Das Milieu, die Strahlkraft der Zeit und der Personen elektrisiert auch die eigentlich altbekannte Geschichte des Jungen. Kluge Entscheidung von Linklater, auch andere Figuren glänzen zu lassen und Welles als Nebenfigur zu belassen, die zwar mit der Wucht einer Dampflok immer mal wieder ins Bild hineinrauscht, es aber eben auch wieder verlässt. Und auch dann funktioniert der Film. Ich jedenfalls kriege eine klitzekleine Gänsehaut, wenn James Tupper als Joe Cotten aus dem Schatten einer Gasse tritt wie Harry Lime, und dem soeben von Claire Danes abservierten Efron zuraunt: "Want an advice from an old pro, kid?"

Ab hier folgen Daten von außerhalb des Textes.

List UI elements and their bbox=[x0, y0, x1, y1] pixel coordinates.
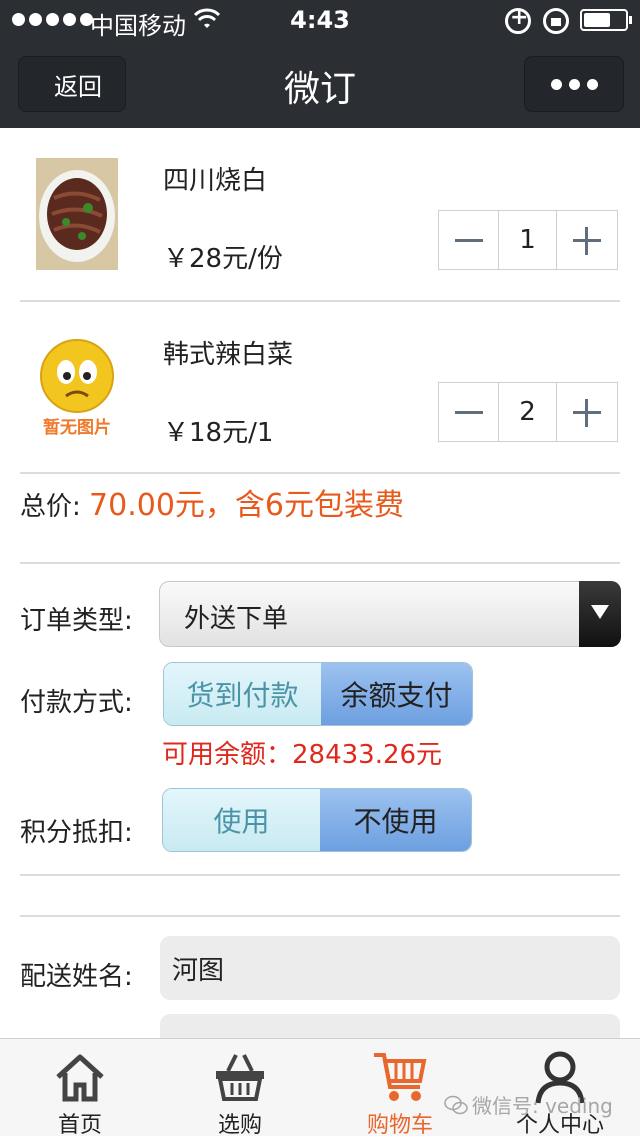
cart-item: 暂无图片 韩式辣白菜 ￥18元/1 2 bbox=[20, 302, 620, 474]
quantity-value[interactable]: 1 bbox=[499, 211, 557, 269]
status-bar: 中国移动 4:43 bbox=[0, 0, 640, 40]
top-bar: 中国移动 4:43 返回 微订 bbox=[0, 0, 640, 128]
total-price: 总价: 70.00元，含6元包装费 bbox=[20, 480, 404, 524]
delivery-name-input[interactable]: 河图 bbox=[160, 936, 620, 1000]
delivery-name-label: 配送姓名: bbox=[20, 962, 133, 992]
watermark-text: 微信号: veding bbox=[472, 1094, 613, 1118]
more-options-button[interactable] bbox=[524, 56, 624, 112]
no-image-placeholder: 暂无图片 bbox=[40, 339, 114, 438]
divider bbox=[20, 915, 620, 917]
use-points-option[interactable]: 使用 bbox=[163, 789, 320, 851]
no-image-text: 暂无图片 bbox=[43, 417, 111, 438]
quantity-value[interactable]: 2 bbox=[499, 383, 557, 441]
order-type-label: 订单类型: bbox=[20, 606, 133, 636]
tab-label: 选购 bbox=[217, 1113, 262, 1136]
bottom-tab-bar: 首页 选购 购物车 个人中心 bbox=[0, 1038, 640, 1136]
orientation-lock-icon bbox=[505, 5, 531, 34]
payment-method-toggle: 货到付款 余额支付 bbox=[163, 662, 473, 726]
dish-photo bbox=[36, 158, 118, 270]
tab-label: 首页 bbox=[57, 1113, 102, 1136]
no-points-option[interactable]: 不使用 bbox=[319, 789, 471, 851]
decrease-button[interactable] bbox=[439, 211, 499, 269]
item-name: 四川烧白 bbox=[163, 166, 268, 196]
item-price: ￥18元/1 bbox=[163, 418, 274, 448]
increase-button[interactable] bbox=[557, 211, 617, 269]
payment-method-label: 付款方式: bbox=[20, 688, 133, 718]
tab-profile[interactable]: 个人中心 bbox=[480, 1039, 640, 1136]
home-icon bbox=[56, 1054, 104, 1102]
wechat-watermark: 微信号: veding bbox=[444, 1090, 613, 1119]
basket-icon bbox=[216, 1054, 264, 1101]
wechat-icon bbox=[444, 1095, 468, 1114]
points-deduction-label: 积分抵扣: bbox=[20, 818, 133, 848]
balance-payment-option[interactable]: 余额支付 bbox=[320, 663, 472, 725]
order-type-select[interactable]: 外送下单 bbox=[159, 581, 621, 647]
more-dots-icon bbox=[550, 78, 562, 90]
divider bbox=[20, 874, 620, 876]
quantity-stepper: 1 bbox=[438, 210, 618, 270]
points-deduction-toggle: 使用 不使用 bbox=[162, 788, 472, 852]
cart-icon bbox=[374, 1053, 427, 1101]
increase-button[interactable] bbox=[557, 383, 617, 441]
order-type-value: 外送下单 bbox=[184, 604, 289, 634]
cart-item: 四川烧白 ￥28元/份 1 bbox=[20, 130, 620, 302]
quantity-stepper: 2 bbox=[438, 382, 618, 442]
tab-shop[interactable]: 选购 bbox=[160, 1039, 320, 1136]
decrease-button[interactable] bbox=[439, 383, 499, 441]
available-balance: 可用余额：28433.26元 bbox=[162, 740, 443, 770]
cash-on-delivery-option[interactable]: 货到付款 bbox=[164, 663, 321, 725]
dropdown-arrow-icon bbox=[579, 581, 621, 647]
total-label: 总价: bbox=[20, 492, 81, 522]
item-price: ￥28元/份 bbox=[163, 244, 283, 274]
total-value: 70.00元，含6元包装费 bbox=[89, 488, 405, 523]
divider bbox=[20, 562, 620, 564]
item-name: 韩式辣白菜 bbox=[163, 340, 294, 370]
lock-rotation-icon bbox=[543, 8, 569, 34]
battery-icon bbox=[580, 9, 632, 31]
tab-cart[interactable]: 购物车 bbox=[320, 1039, 480, 1136]
tab-home[interactable]: 首页 bbox=[0, 1039, 160, 1136]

Aber vor allem ist der Film eine Bühne für den "octopus of ego", den jungen Orson Welles. Als würde man ihm tatsächlich bei der Arbeit zusehen können. Er jongliert mit Jobs, Ressourcen, Menschen. Er fährt im Krankenwagen mit Blaulicht durch die Stadt zu Radiohörspielen ("Who says ambulances are only for ill people?"), die das Geld fürs Theater einbringen sollen. Er umgarnt, befiehlt, schmettert und flüstert ("Ambersons is about… how everything is taken away from you."). Christian McKay wischt alle Bedenken beiseite, zieht alle Blicke auf sich und zeigt uns ein Genie, in dessen Lächeln die Gewissheit liegt, dass "his happiness would make the world's day" (Graham Greene). Und dessen Gewissheit reicht, um einen ganzen Theatersaal voller Menschen, vor und hinter der Bühne, davon zu überzeugen, dass sie Zeuge, wenn nicht sogar Teil von etwas Großem sein werden, wenn sie sich nur in seiner Nähe halten können. Danke sehr, Mr McKay.